I have noted for a while that it seems to be getting harder and harder to get people to call you back or respond to an e-mail.
This has always been an issue for sales people, but my experience used to be that most people would return calls fairly faithfully if they it didn’t require them to pull out their wallet.
Over the past week or so I have had occasion to make a lot of calls to individual business people, some of whom I knew or have met before, some of whom I don’t know at all. My response rate is only about 30%.
Clearly this is my fault for not providing a compelling enough message. On the other hand, I didn’t think it would be necessary. Yes, I am trying to get these people to participate in something, but I thought the benefit to them was pretty obvious.
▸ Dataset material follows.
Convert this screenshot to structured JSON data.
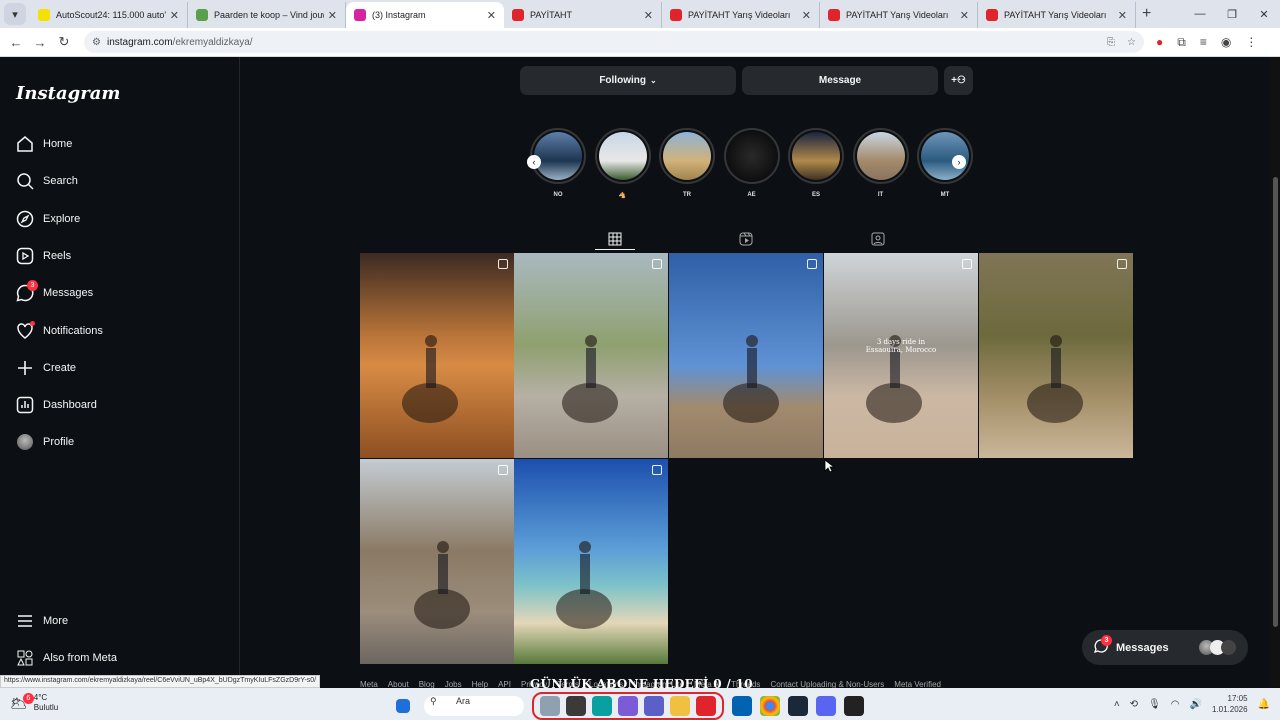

So there's a lesson in itself. If you want people to return your calls, give them a compelling reason why it’s in their interests to do so. Don't assume they’ll take the time to think it through and recognize the benefits on their own.
But why are callbacks and return e-mails so hard? After all, we’re in the era of “instant-on,” where everyone carries their phones everywhere and checks email obsessively.
My theory is that instant e-mail has reduced our attention spans. We now respond readily to urgent messages that require very little thinking. But if a message requires a little more judgment and reflection, I suspect we put that off. With the sheer volume of calls and e-mails we all get, perhaps a message that has been read once but not responded to falls quickly off the to-do list – just as it literally scrolls right off the monitor screen as new messages pile up.
Since I believe that business is a subtle art form that demands thinking and reflection time, this scenario scares me just a little.
Maybe you have another theory as to why it’s so hard to get messages returned? Please share it here by clicking on comments, below. The best response will win a prize. (See? I’m learning.)
1 comment:
I think a short attention span is only one reason people won't return messages. I think another large part of the problem is that although you're explaining the benefits to them, everyone is so used to being marketed at, that you have to break though a huge layer of skepticism before they belive the message.
We get so many messages telling us how incredible product X is that when something that's truly remarkable comes allong, we're so jaded we're not willing to pay attention.
I think in any business relationship you have to under-promise and over-deliver. Once you have that reputation, people will start listening to you again.